Fallacy: The Atkins Nutritional Approach™ is effective only because of a restricted intake of calories.
Fact: The diet doesn't limit calorie intake but people eat fewer calories because they feel less hungry. There are two reasons for that:
- The blood sugar is stable during the whole day and dieters have fewer food cravings and hunger pains.
- The food consumed by a person doing Atkins (meat, fish, cheese, nuts, eggs and low-sugar/low-starch vegetables and fruits) is less processed and more nutritious and provides fewer empty calories.
Fallacy: Atkins dieters lose mostly water, not fat.
Fact: Indeed, the first few days people lose water but when carbohydrates are reduced constantly the body starts burning stored fat for energy and the result is fat loss. In fact, research shows that even when water is lost during the first few days on a controlled carbohydrate nutritional approach, the water balance soon returns to normal, and the weight loss comes from burning body fat for energy. Then, measurements start changing in a dramatic way.
Fallacy: It is impossible to keep losing weight for a long time by doing Atkins.
Fact: That may be true for low-fat or low-calorie diets. After all, nothing is more difficult to endure for a lifetime than being constantly hungry. On the other hand, from the start, Atkins allows dieters to eat until they feel satisfied. Moreover, the variety of foods included on the Atkins menu stimulates people to stay motivated and change their eating patterns forever.
Additionally, a lot of companies have introduced controlled carbohydrate versions of bars, shakes, syrups, confectionary, crisps, desserts, bread, ice cream and more. It has never been easier to stay with an eating plan that offers you the full spectrum of delicious foods in quantities that leave you satisfied.

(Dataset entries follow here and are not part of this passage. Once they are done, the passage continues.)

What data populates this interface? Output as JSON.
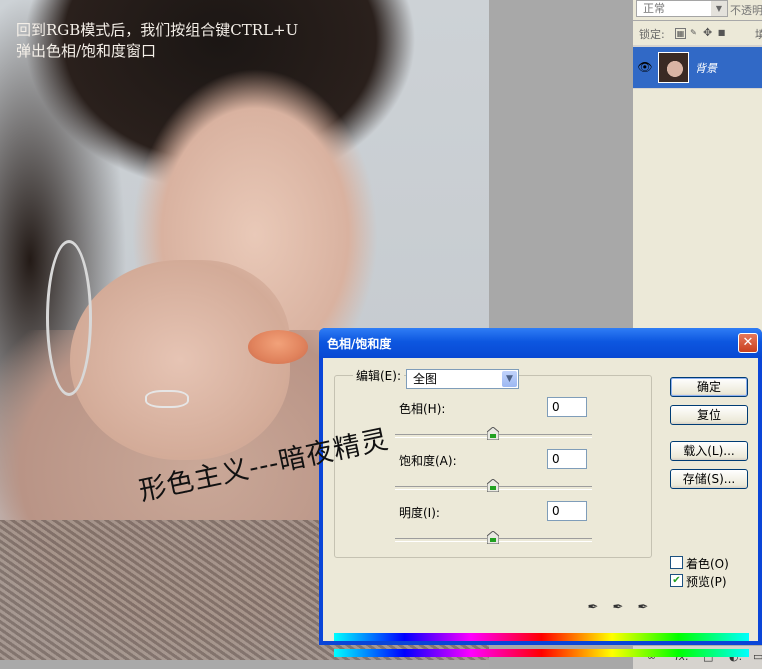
{
  "canvas": {
    "caption_line1": "回到RGB模式后，我们按组合键CTRL+U",
    "caption_line2": "弹出色相/饱和度窗口",
    "watermark": "形色主义---暗夜精灵"
  },
  "layers_panel": {
    "blend_mode": "正常",
    "opacity_label": "不透明",
    "lock_label": "锁定:",
    "fill_label": "填",
    "layer": {
      "name": "背景",
      "visible": true
    },
    "bottom_icons": [
      "link-icon",
      "fx-icon",
      "mask-icon",
      "adjustment-icon",
      "folder-icon"
    ],
    "bottom_labels": [
      "∞",
      "fx.",
      "□",
      "◐.",
      "▭"
    ]
  },
  "dialog": {
    "title": "色相/饱和度",
    "edit_label": "编辑(E):",
    "edit_value": "全图",
    "hue_label": "色相(H):",
    "hue_value": "0",
    "saturation_label": "饱和度(A):",
    "saturation_value": "0",
    "lightness_label": "明度(I):",
    "lightness_value": "0",
    "ok_button": "确定",
    "reset_button": "复位",
    "load_button": "载入(L)...",
    "save_button": "存储(S)...",
    "colorize_label": "着色(O)",
    "colorize_checked": false,
    "preview_label": "预览(P)",
    "preview_checked": true,
    "close_glyph": "✕"
  },
  "colors": {
    "title_bar": "#0d57e0",
    "dialog_bg": "#ece9d8",
    "layer_selected": "#3169c6"
  }
}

Nutritional Principles followed by the Atkins program
1. Dieters lose weight. Both men and women doing Atkins shed kilograms and reduce their size. There are ways to overcome the barriers that prevent a successful outcome. Optimizing body weight is a valuable element of any health-orientated program..
2. Dieters keep their weight loss. Almost every dieter is familiar with the disappointments of gaining back in a few months the kilograms they had managed to get rid off by hard work. This is usually due to the predictable consequence of low-fat, low-calorie diets: hunger. People may tolerate hunger for a while, but who can live with it for a lifetime! The Atkins diet plan rejects hunger as a way of life. People who do Atkins gradually find their most effective individual level of carbohydrate intake. It allows them to maintain a healthy weight for a prolonged period of time.
3. Dieters achieve good health. The change is amazing since nutritional needs are satisfied by eating healthy, wholesome foods and omitting junk food. As a result, fatigue is eliminated. This happens not only because of the reduced weight, but because insulin metabolism is reversed. People who do Atkins start feeling good long before they reach their goal weight.
4. The diet contributes to disease prevention. The individually controlled carbohydrate nutritional approach results in lower insulin production. Therefore, people at high risk for chronic illnesses such as cardiovascular disease, hypertension and diabetes will see a marked improvement in their clinical parameters.